Veteran actress Viola Davis is no stranger to breaking barriers as the first Black woman to win an Emmy for lead actress in a drama in 2015. But the Academy Award winner made history again this month through her appearance on the cover of Vanity Fair, which was the magazine's first-ever cover shot by a Black photographer in its 125-year history, according to CNN.
In addition to the remarkable photos from photographer and artist Dario Calmese, the magazine shared a spellbinding interview with Davis conducted by writer Sonia Saraiya.
Presenting our July/August cover star: @ViolaDavis. The Oscar winner—who’s set to star as Michelle Obama and blues legend Ma Rainey—talks to @SoniaSaraiya about her journey out of poverty and into the deeply troubling Hollywood system. https://t.co/NKm0nGeSbP
pic.twitter.com/8QlGbh3OTS— VANITY FAIR (@VanityFair) July 14, 2020
Davis speaks at length about her childhood, her struggle to make it in Hollywood and her fight for recognition as one of the best actresses in the industry. She also spoke about the killing of George Floyd and how she teamed up with Octavia Spencer and Yvette Nicole Brown to hold a protest in Studio City, California, near their homes.
But deeper into the interview, Davis said her "entire life has been a protest" against the kind of systemic racism that Black women face throughout the world. She spoke about how her Oscar, Emmy and Tony wins were the culmination of years of struggle due to the rarity of Hollywood giving Black women, especially those with darker skin, the chance to succeed on their own terms.
The How To Get Away With Murder star grew up in Rhode Island and said the women in her family helped get her through the difficulties life threw at her.
“When I was younger I did not exert my voice because I did not feel worthy of having a voice. [They] looked at me and said I was pretty. Who’s telling a dark-skinned girl that she’s pretty? Nobody says it. I’m telling you, Sonia, nobody says it. The dark-skinned Black woman’s voice is so steeped in slavery and our history," Davis said.
"If we did speak up, it would cost us our lives. Somewhere in my cellular memory was still that feeling — that I do not have the right to speak up about how I’m being treated, that somehow I deserve it. I did not find my worth on my own,” she told Saraiya.
The 54-year-old spoke passionately about how so much of her classical training at Juilliard did not take place alongside people who looked like her. Even after making it to Hollywood, Davis noted that many of the movies, shows and plays she appeared in did not center around Black people.
After graduating, she fell in love with Black writers like August Wilson, James Baldwin, Claude Brown and Nikki Giovanni.
“He writes for us. I love August, because he lets [Black characters] talk. A lot of times I don’t get to talk. And then sometimes even when I do talk, I’m like, 'that’s not what I would say,'” she said.
But now that she is wildly successful and well regarded, Davis said she has more options when it comes to the roles available to her. She told Vanity Fair that she is slated to appear as legendary blues singer Ma Rainey in a film on Netflix and will also be playing Michelle Obama in the Showtime series First Ladies.
Despite her success, she noted that white actresses are given roles for each stage of their lives and careers that simply are not available to Black actresses.
Additionally, Davis detailed her experience making The Help and explained why she agrees with the withering criticism the film has faced in recent years.
She was nominated for an Oscar for her role in the movie and credits it for helping to launch her into superstardom.
“I was that journeyman actor, trying to get in. I cannot tell you the love I have for these women, and the love they have for me. But with any movie — are people ready for the truth? Not a lot of narratives are also invested in our humanity. They’re invested in the idea of what it means to be Black, but … it’s catering to the white audience. The white audience at the most can sit and get an academic lesson into how we are. Then they leave the movie theater and they talk about what it meant. They’re not moved by who we were,” Davis said.
“There’s no one who’s not entertained by The Help. But there’s a part of me that feels like I betrayed myself, and my people, because I was in a movie that wasn’t ready to [tell the whole truth],” Davis added.

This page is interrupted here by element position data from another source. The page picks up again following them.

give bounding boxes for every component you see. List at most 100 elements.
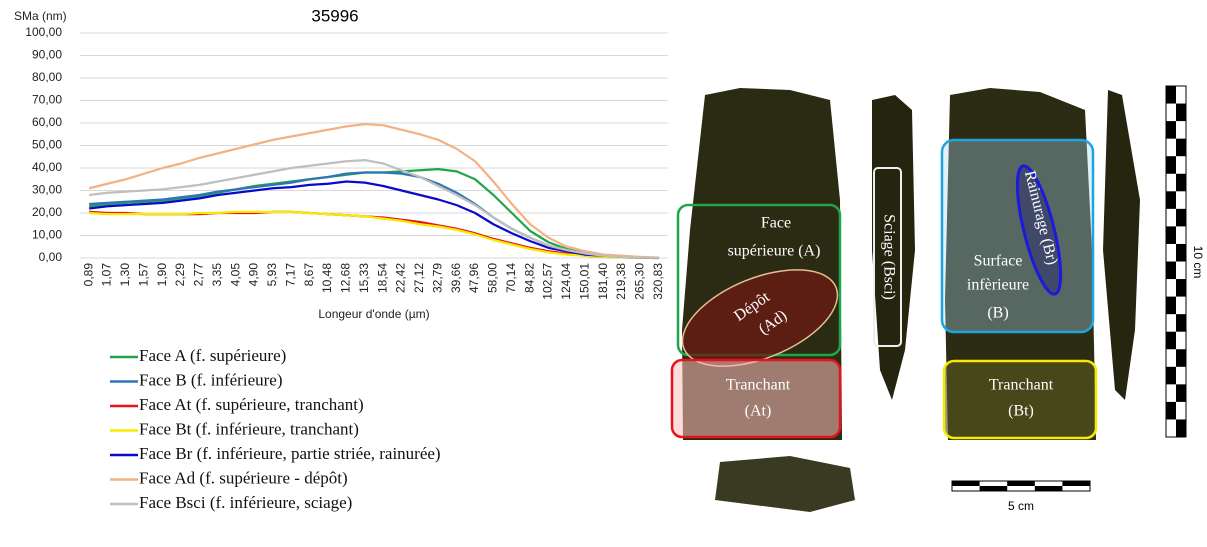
scale-label: 10 cm [1191,246,1205,279]
box-at [670,358,842,439]
legend-label: Face Bsci (f. inférieure, sciage) [139,493,352,512]
scale-seg [1176,103,1186,122]
x-tick-label: 70,14 [504,263,518,293]
scale-seg [1176,419,1186,437]
x-tick-label: 3,35 [210,263,224,287]
box-bt [942,359,1098,440]
scale-seg [1166,401,1176,420]
x-tick-label: 320,83 [651,263,665,300]
y-tick-label: 20,00 [32,205,62,219]
chart-title: 35996 [311,6,358,25]
y-tick-label: 30,00 [32,183,62,197]
scale-bar [951,480,1091,492]
legend-label: Face Ad (f. supérieure - dépôt) [139,468,348,487]
scale-seg [1176,138,1186,157]
x-tick-label: 32,79 [430,263,444,293]
scale-seg [979,486,1008,491]
label: Tranchant [989,377,1054,394]
x-tick-label: 27,12 [412,263,426,293]
x-tick-label: 4,05 [228,263,242,287]
x-tick-label: 7,17 [283,263,297,287]
x-tick-label: 58,00 [486,263,500,293]
label: (At) [745,403,772,420]
scale-seg [1176,208,1186,227]
x-tick-label: 22,42 [394,263,408,293]
stone [715,456,855,512]
scale-seg [1166,86,1176,104]
series-line [89,159,659,259]
x-tick-label: 15,33 [357,263,371,293]
x-tick-label: 102,57 [541,263,555,300]
series-line [89,180,659,259]
scale-seg [1062,481,1090,486]
y-tick-label: 100,00 [25,25,62,39]
x-tick-label: 219,38 [614,263,628,300]
label: supérieure (A) [728,243,821,260]
series-line [89,210,659,260]
scale-seg [1176,279,1186,297]
x-tick-label: 2,29 [173,263,187,287]
scale-seg [1034,486,1063,491]
scale-seg [952,481,980,486]
box-bsci [873,167,902,347]
scale-label: 5 cm [1008,499,1034,513]
y-tick-label: 70,00 [32,93,62,107]
x-tick-label: 1,07 [100,263,114,287]
label: (B) [987,305,1008,322]
scale-seg [1007,481,1035,486]
label: Sciage (Bsci) [880,214,897,300]
label: Face [761,215,791,232]
x-tick-label: 10,48 [320,263,334,293]
y-tick-label: 0,00 [39,250,63,264]
stone [945,88,1096,440]
scale-seg [1176,384,1186,402]
x-tick-label: 39,66 [449,263,463,293]
x-tick-label: 150,01 [577,263,591,300]
scale-seg [1166,261,1176,280]
legend-label: Face Bt (f. inférieure, tranchant) [139,419,359,438]
legend-label: Face A (f. supérieure) [139,346,286,365]
br-ellipse [1015,164,1063,296]
y-tick-label: 10,00 [32,228,62,242]
y-axis-label: SMa (nm) [14,9,67,23]
x-tick-label: 18,54 [375,263,389,293]
label: infèrieure [967,277,1029,294]
legend-label: Face At (f. supérieure, tranchant) [139,395,364,414]
x-tick-label: 265,30 [633,263,647,300]
y-tick-label: 50,00 [32,138,62,152]
scale-seg [1166,156,1176,174]
x-tick-label: 8,67 [302,263,316,287]
depot-ellipse [681,269,839,367]
scale-seg [1166,226,1176,244]
x-tick-label: 84,82 [522,263,536,293]
box-b [940,138,1095,334]
scale-seg [1166,331,1176,350]
x-tick-label: 0,89 [81,263,95,287]
x-tick-label: 1,57 [136,263,150,287]
x-tick-label: 181,40 [596,263,610,300]
scale-seg [1176,173,1186,192]
y-tick-label: 90,00 [32,48,62,62]
x-tick-label: 1,90 [155,263,169,287]
x-tick-label: 12,68 [339,263,353,293]
scale-seg [1176,243,1186,262]
label: (Bt) [1008,403,1034,420]
legend-label: Face Br (f. inférieure, partie striée, r… [139,444,441,463]
x-axis-label: Longeur d'onde (µm) [318,307,429,321]
scale-seg [1166,366,1176,385]
y-tick-label: 80,00 [32,70,62,84]
label: Surface [974,253,1023,270]
x-tick-label: 4,90 [247,263,261,287]
series-line [88,123,659,259]
stone [1103,90,1140,400]
label: Tranchant [726,377,791,394]
x-tick-label: 1,30 [118,263,132,287]
scale-seg [1166,191,1176,209]
scale-seg [1166,121,1176,139]
scale-seg [1166,296,1176,315]
x-tick-label: 124,04 [559,263,573,300]
x-tick-label: 47,96 [467,263,481,293]
scale-seg [1176,314,1186,332]
scale-seg [1176,349,1186,367]
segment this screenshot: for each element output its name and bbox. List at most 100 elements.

Davis also spoke about the historic nature of her photo appearing on the magazine's cover, highlighting the fraught history of the magazine itself.

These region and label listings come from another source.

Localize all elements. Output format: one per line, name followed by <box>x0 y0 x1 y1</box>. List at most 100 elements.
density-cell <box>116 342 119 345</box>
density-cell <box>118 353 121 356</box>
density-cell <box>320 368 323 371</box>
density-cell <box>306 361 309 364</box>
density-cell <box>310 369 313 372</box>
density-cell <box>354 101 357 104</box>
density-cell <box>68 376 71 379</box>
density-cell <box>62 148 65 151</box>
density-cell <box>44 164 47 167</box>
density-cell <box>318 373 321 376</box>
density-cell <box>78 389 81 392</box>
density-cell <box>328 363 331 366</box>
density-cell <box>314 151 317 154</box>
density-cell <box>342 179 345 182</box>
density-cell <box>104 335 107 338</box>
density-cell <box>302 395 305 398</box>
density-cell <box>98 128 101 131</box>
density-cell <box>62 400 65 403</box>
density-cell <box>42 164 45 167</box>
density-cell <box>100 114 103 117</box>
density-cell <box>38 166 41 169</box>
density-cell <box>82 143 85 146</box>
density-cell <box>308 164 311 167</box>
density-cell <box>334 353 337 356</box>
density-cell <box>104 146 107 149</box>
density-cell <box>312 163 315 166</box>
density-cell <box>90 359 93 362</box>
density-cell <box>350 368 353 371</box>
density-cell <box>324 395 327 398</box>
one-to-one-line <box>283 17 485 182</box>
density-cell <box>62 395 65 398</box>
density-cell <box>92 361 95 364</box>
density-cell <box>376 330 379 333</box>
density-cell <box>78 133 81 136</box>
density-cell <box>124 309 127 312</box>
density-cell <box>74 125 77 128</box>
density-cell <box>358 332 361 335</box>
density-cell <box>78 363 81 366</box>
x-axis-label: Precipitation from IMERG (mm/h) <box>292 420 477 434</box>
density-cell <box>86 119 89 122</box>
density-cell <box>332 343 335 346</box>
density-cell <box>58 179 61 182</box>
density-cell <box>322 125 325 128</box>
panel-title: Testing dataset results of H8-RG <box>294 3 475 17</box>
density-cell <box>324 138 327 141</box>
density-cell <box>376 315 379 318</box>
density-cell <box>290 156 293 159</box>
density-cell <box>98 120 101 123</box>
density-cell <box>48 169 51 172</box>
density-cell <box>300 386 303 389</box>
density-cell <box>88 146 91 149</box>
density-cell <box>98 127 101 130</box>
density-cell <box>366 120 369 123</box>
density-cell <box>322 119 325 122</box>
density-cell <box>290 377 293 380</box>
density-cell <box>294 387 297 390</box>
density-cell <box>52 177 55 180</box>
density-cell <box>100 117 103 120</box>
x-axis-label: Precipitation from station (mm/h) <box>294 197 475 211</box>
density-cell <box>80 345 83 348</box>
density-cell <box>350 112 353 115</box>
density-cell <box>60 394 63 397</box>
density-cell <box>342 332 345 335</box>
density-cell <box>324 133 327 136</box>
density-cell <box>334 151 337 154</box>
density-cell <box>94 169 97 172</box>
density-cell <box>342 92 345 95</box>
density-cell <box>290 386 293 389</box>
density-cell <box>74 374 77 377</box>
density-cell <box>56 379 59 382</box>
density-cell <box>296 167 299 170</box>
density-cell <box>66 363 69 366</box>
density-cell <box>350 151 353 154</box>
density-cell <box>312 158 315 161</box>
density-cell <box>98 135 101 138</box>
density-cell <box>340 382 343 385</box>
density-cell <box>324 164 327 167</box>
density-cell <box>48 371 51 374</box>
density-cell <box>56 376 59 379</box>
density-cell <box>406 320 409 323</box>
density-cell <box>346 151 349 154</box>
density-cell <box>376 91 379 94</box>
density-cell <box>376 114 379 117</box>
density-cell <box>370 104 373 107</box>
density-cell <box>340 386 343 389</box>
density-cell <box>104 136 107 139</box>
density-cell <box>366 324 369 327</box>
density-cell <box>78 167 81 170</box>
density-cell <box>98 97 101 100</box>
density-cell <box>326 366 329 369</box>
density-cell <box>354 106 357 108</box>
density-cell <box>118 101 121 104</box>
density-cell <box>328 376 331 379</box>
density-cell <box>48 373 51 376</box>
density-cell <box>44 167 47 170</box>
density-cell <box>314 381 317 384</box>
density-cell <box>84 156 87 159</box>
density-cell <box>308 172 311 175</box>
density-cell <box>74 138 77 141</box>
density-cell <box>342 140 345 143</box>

In a New York Times profile of the photographer, Calmese, it is noted that Vanity Fair editor Radhika Jones has faced internal backlash from white executives because she has tried to put more Black people on the cover of the magazine.
“They’ve had a problem in the past with putting Black women on the covers. But that’s a lot of magazines, that’s a lot of beauty campaigns. There’s a real absence of dark-skinned Black women. When you couple that with what’s going on in our culture, and how they treat Black women, you have a double whammy. You are putting us in a complete cloak of invisibility,” Davis said.
The profile also features quotes from legends like Denzel Washington, Spencer and director Steve McQueen, all of whom laude Davis as one of a kind.
“The main point for me. She needs to play more characters on film. She has got to be given more attention. She goes where others dare not tread. She’s not afraid to be human. She hasn’t been given her due — that’s a fact,” McQueen told Saraiya.